Life in Bangkok Gets Busy

Life in Bangkok gets busy very quickly.  The handyman actually showed up on Sunday and spent several hours installing pipe through the empty space above our ceiling, connecting the bathroom water supply with the balcony outside our bedroom.  He’s to return this morning and finish the job so (and I think I’ve written this before) with any luck we’ll have the ability to wash our own clothes by dinnertime.

Tawn left yesterday afternoon for an overnight business trip to Singapore.  One of his clients, HP, is holding a press conference announcing some new development in the world of technology, and he is chaperoning some Thai and Malaysian journalists to the event.  He asked if I wanted to go along, but it was such a short trip with no down time for him, so there wasn’t much of a point. 

 

Fortunately, I did have an opportunity to have dinner with Masakazu and his partner, Mitsu.  Mitsu is now pretty much fluent with Thai, Masa is learning, and I’m still a beginner.  An early beginner, at that!  We had dinner at a really nice Laotian/Issan (Northeast Thai) style reastaurant in the Silom area called Cafe du Laos.

The restaurant is in a lovely colonial-style 2-story house that is surrounded by skyscrapers.  Service was attentive and the food was really nice.  We had a version of somtum (green papaya salad) made with pomelo, a grapefruit-like fruit.  Mmm… tasty.  Also a beer-marirnated pork with spicy chili sauce.
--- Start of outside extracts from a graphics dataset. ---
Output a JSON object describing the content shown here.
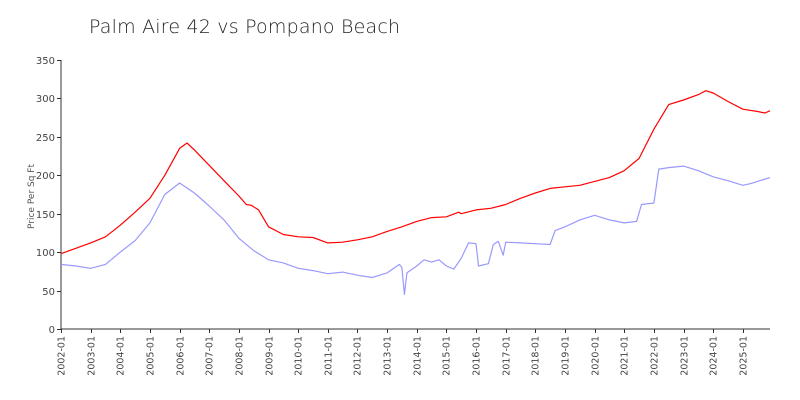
{
  "chart_data": {
    "type": "line",
    "title": "Palm Aire 42 vs Pompano Beach",
    "xlabel": "",
    "ylabel": "Price Per Sq Ft",
    "ylim": [
      0,
      350
    ],
    "yticks": [
      0,
      50,
      100,
      150,
      200,
      250,
      300,
      350
    ],
    "xlim": [
      "2002-01",
      "2025-12"
    ],
    "xticks": [
      "2002-01",
      "2003-01",
      "2004-01",
      "2005-01",
      "2006-01",
      "2007-01",
      "2008-01",
      "2009-01",
      "2010-01",
      "2011-01",
      "2012-01",
      "2013-01",
      "2014-01",
      "2015-01",
      "2016-01",
      "2017-01",
      "2018-01",
      "2019-01",
      "2020-01",
      "2021-01",
      "2022-01",
      "2023-01",
      "2024-01",
      "2025-01"
    ],
    "grid": false,
    "legend": "none",
    "series": [
      {
        "color": "#ff0000",
        "points": [
          [
            "2002-01",
            98
          ],
          [
            "2002-07",
            105
          ],
          [
            "2003-01",
            112
          ],
          [
            "2003-07",
            120
          ],
          [
            "2004-01",
            135
          ],
          [
            "2004-07",
            152
          ],
          [
            "2005-01",
            170
          ],
          [
            "2005-07",
            200
          ],
          [
            "2006-01",
            235
          ],
          [
            "2006-04",
            242
          ],
          [
            "2006-07",
            233
          ],
          [
            "2007-01",
            213
          ],
          [
            "2007-07",
            193
          ],
          [
            "2008-01",
            173
          ],
          [
            "2008-04",
            162
          ],
          [
            "2008-06",
            161
          ],
          [
            "2008-09",
            155
          ],
          [
            "2009-01",
            133
          ],
          [
            "2009-07",
            123
          ],
          [
            "2010-01",
            120
          ],
          [
            "2010-07",
            119
          ],
          [
            "2011-01",
            112
          ],
          [
            "2011-07",
            113
          ],
          [
            "2012-01",
            116
          ],
          [
            "2012-07",
            120
          ],
          [
            "2013-01",
            127
          ],
          [
            "2013-07",
            133
          ],
          [
            "2014-01",
            140
          ],
          [
            "2014-07",
            145
          ],
          [
            "2015-01",
            146
          ],
          [
            "2015-06",
            152
          ],
          [
            "2015-07",
            150
          ],
          [
            "2016-01",
            155
          ],
          [
            "2016-07",
            157
          ],
          [
            "2017-01",
            162
          ],
          [
            "2017-07",
            170
          ],
          [
            "2018-01",
            177
          ],
          [
            "2018-07",
            183
          ],
          [
            "2019-01",
            185
          ],
          [
            "2019-07",
            187
          ],
          [
            "2020-01",
            192
          ],
          [
            "2020-07",
            197
          ],
          [
            "2021-01",
            206
          ],
          [
            "2021-07",
            222
          ],
          [
            "2022-01",
            260
          ],
          [
            "2022-07",
            292
          ],
          [
            "2023-01",
            298
          ],
          [
            "2023-07",
            305
          ],
          [
            "2023-10",
            310
          ],
          [
            "2024-01",
            307
          ],
          [
            "2024-07",
            296
          ],
          [
            "2025-01",
            286
          ],
          [
            "2025-07",
            283
          ],
          [
            "2025-10",
            281
          ],
          [
            "2025-12",
            284
          ]
        ]
      },
      {
        "color": "#9999ff",
        "points": [
          [
            "2002-01",
            84
          ],
          [
            "2002-07",
            82
          ],
          [
            "2003-01",
            79
          ],
          [
            "2003-07",
            84
          ],
          [
            "2004-01",
            100
          ],
          [
            "2004-07",
            115
          ],
          [
            "2005-01",
            138
          ],
          [
            "2005-07",
            175
          ],
          [
            "2006-01",
            190
          ],
          [
            "2006-07",
            177
          ],
          [
            "2007-01",
            160
          ],
          [
            "2007-07",
            142
          ],
          [
            "2008-01",
            118
          ],
          [
            "2008-07",
            102
          ],
          [
            "2009-01",
            90
          ],
          [
            "2009-07",
            86
          ],
          [
            "2010-01",
            79
          ],
          [
            "2010-07",
            76
          ],
          [
            "2011-01",
            72
          ],
          [
            "2011-07",
            74
          ],
          [
            "2012-01",
            70
          ],
          [
            "2012-07",
            67
          ],
          [
            "2013-01",
            73
          ],
          [
            "2013-06",
            84
          ],
          [
            "2013-07",
            80
          ],
          [
            "2013-08",
            45
          ],
          [
            "2013-09",
            73
          ],
          [
            "2014-01",
            82
          ],
          [
            "2014-04",
            90
          ],
          [
            "2014-07",
            87
          ],
          [
            "2014-10",
            90
          ],
          [
            "2015-01",
            82
          ],
          [
            "2015-04",
            78
          ],
          [
            "2015-07",
            92
          ],
          [
            "2015-10",
            112
          ],
          [
            "2016-01",
            111
          ],
          [
            "2016-02",
            82
          ],
          [
            "2016-06",
            85
          ],
          [
            "2016-08",
            110
          ],
          [
            "2016-10",
            114
          ],
          [
            "2016-12",
            96
          ],
          [
            "2017-01",
            113
          ],
          [
            "2017-07",
            112
          ],
          [
            "2018-01",
            111
          ],
          [
            "2018-07",
            110
          ],
          [
            "2018-09",
            128
          ],
          [
            "2019-01",
            133
          ],
          [
            "2019-07",
            142
          ],
          [
            "2020-01",
            148
          ],
          [
            "2020-07",
            142
          ],
          [
            "2021-01",
            138
          ],
          [
            "2021-06",
            140
          ],
          [
            "2021-08",
            162
          ],
          [
            "2022-01",
            164
          ],
          [
            "2022-03",
            208
          ],
          [
            "2022-07",
            210
          ],
          [
            "2023-01",
            212
          ],
          [
            "2023-07",
            206
          ],
          [
            "2024-01",
            198
          ],
          [
            "2024-07",
            193
          ],
          [
            "2025-01",
            187
          ],
          [
            "2025-04",
            189
          ],
          [
            "2025-12",
            197
          ]
        ]
      }
    ]
  }
}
Speaking of skyscrapers, there are many condominium developments occurring here in the City of Angels.  In the debate of whether or not to purchase a condo in the near future, I’m inclined to wait a bit because I see a lot more housing stock coming on the market in the next 2-3 years, which I would imagine should either drive down prices or at least hold them steady.  The above picture is for a development that is just two blocks down the street from us called Millennium Sukhumvit.  It will be about 500 feet from the Metro station, so the location is spectacular.

There’s another development happening adjacent to our building, but to the north.  The land has been graded and there are occasional bouts of activity, but true construction has yet to begin.  Maybe they’re waiting for more phone lines to be installed!
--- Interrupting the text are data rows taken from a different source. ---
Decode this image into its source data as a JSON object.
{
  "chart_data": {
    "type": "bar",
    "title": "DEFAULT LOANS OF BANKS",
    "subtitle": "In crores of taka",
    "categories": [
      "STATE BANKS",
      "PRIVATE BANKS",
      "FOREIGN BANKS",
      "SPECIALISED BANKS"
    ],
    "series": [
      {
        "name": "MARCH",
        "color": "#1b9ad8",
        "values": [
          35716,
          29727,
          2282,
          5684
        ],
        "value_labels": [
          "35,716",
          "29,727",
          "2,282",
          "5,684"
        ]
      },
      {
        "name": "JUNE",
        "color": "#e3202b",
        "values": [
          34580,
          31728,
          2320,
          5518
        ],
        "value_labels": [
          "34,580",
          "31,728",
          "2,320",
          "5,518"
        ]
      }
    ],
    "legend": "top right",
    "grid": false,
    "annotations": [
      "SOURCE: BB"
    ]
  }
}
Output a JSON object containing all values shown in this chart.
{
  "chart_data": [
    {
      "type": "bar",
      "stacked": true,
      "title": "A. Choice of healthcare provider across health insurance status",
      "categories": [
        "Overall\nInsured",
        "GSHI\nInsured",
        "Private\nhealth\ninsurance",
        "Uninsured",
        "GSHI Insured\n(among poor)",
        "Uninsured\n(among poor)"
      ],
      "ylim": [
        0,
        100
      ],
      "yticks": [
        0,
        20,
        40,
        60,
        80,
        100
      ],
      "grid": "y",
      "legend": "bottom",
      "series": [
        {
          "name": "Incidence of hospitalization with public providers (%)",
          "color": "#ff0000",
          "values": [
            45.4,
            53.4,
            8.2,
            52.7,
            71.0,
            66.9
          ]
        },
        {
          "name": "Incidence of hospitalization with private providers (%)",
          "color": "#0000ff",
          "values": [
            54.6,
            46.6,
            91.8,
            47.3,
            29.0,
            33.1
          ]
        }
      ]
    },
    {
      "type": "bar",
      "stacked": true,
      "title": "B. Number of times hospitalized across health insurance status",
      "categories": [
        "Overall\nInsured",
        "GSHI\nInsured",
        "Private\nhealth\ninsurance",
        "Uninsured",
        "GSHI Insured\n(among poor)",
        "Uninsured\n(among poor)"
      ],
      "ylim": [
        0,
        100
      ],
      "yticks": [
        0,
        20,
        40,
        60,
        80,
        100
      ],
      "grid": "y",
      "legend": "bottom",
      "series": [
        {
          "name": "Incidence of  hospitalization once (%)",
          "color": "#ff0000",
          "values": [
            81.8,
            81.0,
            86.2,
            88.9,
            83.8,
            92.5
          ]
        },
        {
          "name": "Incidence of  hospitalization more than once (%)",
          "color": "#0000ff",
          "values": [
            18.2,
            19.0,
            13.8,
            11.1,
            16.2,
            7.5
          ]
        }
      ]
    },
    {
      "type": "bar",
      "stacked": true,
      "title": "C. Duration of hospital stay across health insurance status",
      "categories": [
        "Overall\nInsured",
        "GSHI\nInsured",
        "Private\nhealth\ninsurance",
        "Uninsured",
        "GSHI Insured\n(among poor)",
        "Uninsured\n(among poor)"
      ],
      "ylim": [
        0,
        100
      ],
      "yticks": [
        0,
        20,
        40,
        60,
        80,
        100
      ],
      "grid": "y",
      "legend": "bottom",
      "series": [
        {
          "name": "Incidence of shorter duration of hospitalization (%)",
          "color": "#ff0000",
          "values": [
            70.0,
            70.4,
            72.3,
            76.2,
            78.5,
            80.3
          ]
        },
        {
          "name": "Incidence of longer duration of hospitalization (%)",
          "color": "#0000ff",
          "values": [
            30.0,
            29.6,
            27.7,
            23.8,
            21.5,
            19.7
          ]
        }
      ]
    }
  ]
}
Well, only two days to go before Thai language classes start at Union Language School.  Mitsu tells me that he has friends who have gone there and that it is quite reputable, but they actually assign homework and give exams, unlike American University Alumni Association, which he attended and Masa currently attends. 

Productive Days in Bangkok

Second entry for the day.  Man, am I productive!  Must be that telecommuting thing.

So it was a beautiful sunrise this morning in Khrungthep.  The picture on the left captures it quite nicely.  I find that I’m waking up without the aid of an alarm by about 6:00, which lets me get an early start on the day.

I can shower, shave, get dressed, and prepare coffee and breakfast before Tawn wakes up.  Then, while he gets ready for work I can start working on the computer, take pictures of the sunrise, etc.

So it was a very productive morning, but since I don’t have DSL yet (and it may still be a long while before it happens – would you believe that they’ve run out of numbers in our area?) I had to go down to the local True Internet coffee shop, conveniently located in the “Metro Mall” – a small stretch of the Metro station that includes four places to get coffee, five snack places including a Dairy Queen (like I never left the Midwest) and a place to get your hair cut in 10 minutes for 100 baht.

Once again I made the mistake of leaving home without an umbrella.  After leaving Tawn at his office after lunch it was starting to rain.  So I went to Central Chit Lom department store to shop for some kitchen cabinet shelves.  They didn’t have any, so I took the Skytrain to Central Silom.  By the time I arrived, it was absolutely pouring.

The wind was also blowing fiercely so that most of the protected, covered areas of the station were still getting soaked.  As people exited the train, instead of heading for the stairs (which were getting dumped on) they huddled around the poles as this seemed to be the only dry area. 

After shopping at Central Silom, which is thankfully connected by a covered walkway to the Skytrain station, I walked to the Metro station which is connected by another covered walkway.  But it is narrom and doesn’t really provide much protection from the elements.  In fact, there’s one spot where it is running underneath the Skytrain tracks and a downspout dumps the all the rain from the tracks directly on the steps from the walkway to the street below.  Really not a genius engineering design.

The Metro station at Si Lom is about four stops away from my station at Sukhumvit and Asoke (Soi 21).  The straight-line distance is maybe two miles, if that.  When I emerged from the station at Sukhumvit, the ground was bone-dry.  Not a drop.  The clouds overhead didn’t even look that threatening.  So my walk home was dry, not the flooded street that often befalls Asoke when there is heavy rain.